While we watch the Trump administration spin its wheels and the Republican Congress do everything except legislate, special counsel Robert Mueller is assembling his team very quietly.
If one looks closely, these are experts in the field of financial crime.
And this is a stealthy cast of characters…
Aaron Zebley, Mueller’s chief of staff when he was FBI director
- Zebley was an elite FBI agent for 7 years in the Counterterrorism Division
- He was instrumental in tracking down dangerous Al Qaeda members back in 1999
- He then became a prosecutor and one of Mueller’s go-to confidants
- He was part of the I-49 team: a small group of FBI agents based in NYC who were actively searching for Osama Bin Laden before the 9/11 attacks
James Quarles III, former Watergate investigator
- A litigator and a partner at WilmerHale, where he started in 1975. He runs the DC office of the firm
- He served as an assistant special prosecutor for the Watergate investigation
- During that investigation, Quarles focused on campaign finance research — something that will certainly be called upon throughout the Russia investigation, particularly after the FBI issued subpoenas for financial disclosures from Michael Flynn and Paul Manafort
- He has argued cases in front of the Supreme Court
Jeannie Rhee, former deputy attorney general in the Office of Legal Counsel
- Rhee was senior adviser to former Attornery General Eric Holder for two years
- She advised him and the WH on “constitutional, statutory and regulatory issues regarding criminal law, criminal procedure, executive privilege, civil rights and national security,” according to WilmerHale.
- She tried more than 30 cases when she served as an Assistant U.S. Attorney in the D.C. Attorney’s Office
- She rejoined WilmerHale as a partner in the Litigation/Controversy Department where she advised “clients who are the subject of government investigations” regarding “white-collar criminal investigations, False Claims Act allegations and securities enforcement matters.”
- In 2015, Rhee represented Hillary Clinton in a case about her private email server, according to Politico.

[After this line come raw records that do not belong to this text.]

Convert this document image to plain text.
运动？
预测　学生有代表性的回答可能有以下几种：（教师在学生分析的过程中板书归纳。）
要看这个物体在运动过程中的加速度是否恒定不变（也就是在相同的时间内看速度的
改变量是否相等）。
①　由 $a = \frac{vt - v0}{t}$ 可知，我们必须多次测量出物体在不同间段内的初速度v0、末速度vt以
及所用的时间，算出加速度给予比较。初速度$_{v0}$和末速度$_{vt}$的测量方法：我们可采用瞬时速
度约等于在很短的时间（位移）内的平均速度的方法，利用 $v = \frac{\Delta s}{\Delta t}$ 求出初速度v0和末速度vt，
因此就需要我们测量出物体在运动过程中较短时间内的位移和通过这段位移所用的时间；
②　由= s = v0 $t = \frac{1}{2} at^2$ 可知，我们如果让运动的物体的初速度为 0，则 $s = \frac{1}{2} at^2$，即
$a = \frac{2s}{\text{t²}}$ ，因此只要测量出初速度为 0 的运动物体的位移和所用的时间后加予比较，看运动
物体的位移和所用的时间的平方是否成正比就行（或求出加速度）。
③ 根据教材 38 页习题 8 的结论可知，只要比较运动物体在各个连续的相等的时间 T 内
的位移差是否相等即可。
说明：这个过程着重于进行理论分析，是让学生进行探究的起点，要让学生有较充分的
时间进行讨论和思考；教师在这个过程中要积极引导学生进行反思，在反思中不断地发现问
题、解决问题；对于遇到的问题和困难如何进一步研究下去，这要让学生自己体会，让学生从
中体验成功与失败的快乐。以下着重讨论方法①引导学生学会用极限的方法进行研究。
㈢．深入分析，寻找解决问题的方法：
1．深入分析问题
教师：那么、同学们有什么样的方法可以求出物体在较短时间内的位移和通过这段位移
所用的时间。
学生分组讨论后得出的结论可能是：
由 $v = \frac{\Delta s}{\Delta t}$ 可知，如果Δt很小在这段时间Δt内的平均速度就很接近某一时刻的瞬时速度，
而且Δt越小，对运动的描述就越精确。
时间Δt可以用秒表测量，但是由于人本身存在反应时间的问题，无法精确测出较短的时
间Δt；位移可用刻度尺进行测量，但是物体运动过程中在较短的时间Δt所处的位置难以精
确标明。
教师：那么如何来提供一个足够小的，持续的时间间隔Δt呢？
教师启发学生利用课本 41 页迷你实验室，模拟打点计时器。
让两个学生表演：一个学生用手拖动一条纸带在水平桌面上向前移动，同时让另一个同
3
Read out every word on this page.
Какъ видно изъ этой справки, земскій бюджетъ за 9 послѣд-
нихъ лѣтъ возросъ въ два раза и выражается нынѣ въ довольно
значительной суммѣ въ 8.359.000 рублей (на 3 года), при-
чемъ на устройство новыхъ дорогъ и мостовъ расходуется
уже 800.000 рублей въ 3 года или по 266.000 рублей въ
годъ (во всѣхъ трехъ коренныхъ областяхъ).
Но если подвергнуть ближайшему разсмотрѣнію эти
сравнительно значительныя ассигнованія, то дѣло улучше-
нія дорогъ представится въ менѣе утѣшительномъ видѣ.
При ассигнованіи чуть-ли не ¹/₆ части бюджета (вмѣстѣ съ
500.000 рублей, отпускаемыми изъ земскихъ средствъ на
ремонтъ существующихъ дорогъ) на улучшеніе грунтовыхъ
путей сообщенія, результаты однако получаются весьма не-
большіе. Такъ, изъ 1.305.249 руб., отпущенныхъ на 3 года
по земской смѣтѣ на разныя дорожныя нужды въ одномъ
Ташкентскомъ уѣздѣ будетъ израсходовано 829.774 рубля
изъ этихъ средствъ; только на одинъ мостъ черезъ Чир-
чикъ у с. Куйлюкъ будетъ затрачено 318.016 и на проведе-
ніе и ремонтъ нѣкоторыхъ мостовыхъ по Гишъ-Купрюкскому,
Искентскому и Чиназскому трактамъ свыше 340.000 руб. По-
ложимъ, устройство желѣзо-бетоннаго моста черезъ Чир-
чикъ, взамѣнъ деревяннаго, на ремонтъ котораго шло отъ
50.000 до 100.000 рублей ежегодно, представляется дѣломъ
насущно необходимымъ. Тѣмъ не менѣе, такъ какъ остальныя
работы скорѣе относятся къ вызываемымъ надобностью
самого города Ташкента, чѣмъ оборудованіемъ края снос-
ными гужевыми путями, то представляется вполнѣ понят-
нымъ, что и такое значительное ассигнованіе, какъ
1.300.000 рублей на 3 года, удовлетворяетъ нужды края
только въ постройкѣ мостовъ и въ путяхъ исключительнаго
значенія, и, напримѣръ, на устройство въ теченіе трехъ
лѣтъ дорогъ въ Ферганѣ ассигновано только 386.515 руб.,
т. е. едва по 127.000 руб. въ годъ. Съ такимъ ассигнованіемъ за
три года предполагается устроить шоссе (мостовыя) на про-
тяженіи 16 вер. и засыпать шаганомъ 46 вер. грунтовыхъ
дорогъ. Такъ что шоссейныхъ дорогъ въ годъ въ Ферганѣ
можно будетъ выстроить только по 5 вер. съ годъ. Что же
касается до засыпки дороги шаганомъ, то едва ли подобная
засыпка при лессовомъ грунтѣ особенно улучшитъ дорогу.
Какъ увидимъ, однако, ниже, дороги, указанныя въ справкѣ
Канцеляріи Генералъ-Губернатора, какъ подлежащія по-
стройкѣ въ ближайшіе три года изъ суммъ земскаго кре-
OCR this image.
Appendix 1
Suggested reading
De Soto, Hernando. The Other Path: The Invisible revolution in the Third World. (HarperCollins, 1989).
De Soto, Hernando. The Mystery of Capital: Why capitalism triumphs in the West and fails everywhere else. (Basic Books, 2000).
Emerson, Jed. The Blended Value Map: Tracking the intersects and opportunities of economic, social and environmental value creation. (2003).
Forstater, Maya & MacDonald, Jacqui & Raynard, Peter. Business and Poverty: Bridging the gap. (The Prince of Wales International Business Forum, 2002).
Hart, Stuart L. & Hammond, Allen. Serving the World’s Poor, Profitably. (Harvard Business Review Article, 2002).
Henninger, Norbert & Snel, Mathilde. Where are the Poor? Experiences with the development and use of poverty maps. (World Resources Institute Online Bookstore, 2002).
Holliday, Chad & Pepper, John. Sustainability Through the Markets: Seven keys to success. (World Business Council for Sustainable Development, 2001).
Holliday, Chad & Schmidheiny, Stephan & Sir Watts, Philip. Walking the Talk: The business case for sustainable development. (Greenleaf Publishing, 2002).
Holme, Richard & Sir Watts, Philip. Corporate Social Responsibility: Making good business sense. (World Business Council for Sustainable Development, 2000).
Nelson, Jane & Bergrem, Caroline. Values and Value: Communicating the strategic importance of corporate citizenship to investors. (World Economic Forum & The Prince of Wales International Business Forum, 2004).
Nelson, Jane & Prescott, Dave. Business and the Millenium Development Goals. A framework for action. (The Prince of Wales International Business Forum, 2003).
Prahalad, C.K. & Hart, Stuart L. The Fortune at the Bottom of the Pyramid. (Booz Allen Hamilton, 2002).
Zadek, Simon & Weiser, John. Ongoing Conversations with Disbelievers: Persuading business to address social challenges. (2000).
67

Andrew Weissmann, DOJ criminal fraud section chief
- He was Mueller’s one-time general counsel
- Previously led the fraud unit at the DOJ
- Weismann oversaw the Enron Task Force in the early 2000s, investigating the failed energy company
- From 1991 to 2002, Weissmann handled cases against various crime families in NY as part of his work in the office of the U.S. Attorney for New York’s Eastern District
- He worked at a law firm where he focused on the Foreign Corrupt Practices Act, securities fraud, and other issues.
Michael Dreeben, DOJ’s deputy solicitor general
- Dreeben currently serves in the Justice Department, overseeing its criminal docket before the Supreme Court and handling its appellate cases
- He has argued more than 100 cases in front of the Supreme Court
- He was a deputy in the Office of the Solicitor General
- He’s been heralded as “1 of the top legal & appellate minds at DOJ in modern times,” and has been called “the most brilliant and most knowledgeable federal criminal lawyer in America—period.”
Lisa Page, an experienced DOJ trial attorney
- There has been no official announcement from the special counsel about Page, but WIRED notes Mueller has reached out to her
- Her investigatory expertise: organized crime cases, money laundering, and one particularly relevant case where she partnered with Hungary’s FBI task force to investigate European organized crime.
Note: Her work in Hungary is what led to the ongoing money laundering case against Dmitry Firtash, a Ukrainian leader who was once business partners with Paul Manafort.
Andrew Weissman is a person of particular note as he is known for “flipping witnesses.”
Andrew Weissmann, who headed the U.S. Justice Department’s criminal fraud section before joining Mueller’s team last month, is best known for two assignments – the investigation of now-defunct energy company Enron and organized crime cases in Brooklyn, New York – that depended heavily on gaining witness cooperation.
Securing the cooperation of people close to Trump, many of whom have been retaining their own lawyers, could be important for Mueller, who was named by the Justice Department as special counsel on May 17 and is investigating, among other issues, whether Trump himself has sought to obstruct justice. Trump has denied allegations of both collusion and obstruction.
“Flipping” witnesses is a common, although not always successful, tactic in criminal prosecutions.
Robert Ray, who succeeded Kenneth Starr as the independent counsel examining former President Bill Clinton, noted that Trump’s fired former national security advisor, Michael Flynn, has already offered through his lawyer to testify before Congress in exchange for immunity, suggesting potential willingness to cooperate as a witness.
“It would seem to me the time is now to make some decisions about what you have and what leverage can be applied to get the things you don’t have,” Ray said, referring to Mueller’s team.
I think the depth and breadth, the warp and weave of all things Trump and Russia is going to be quite a tale.
Better than any crime fiction written.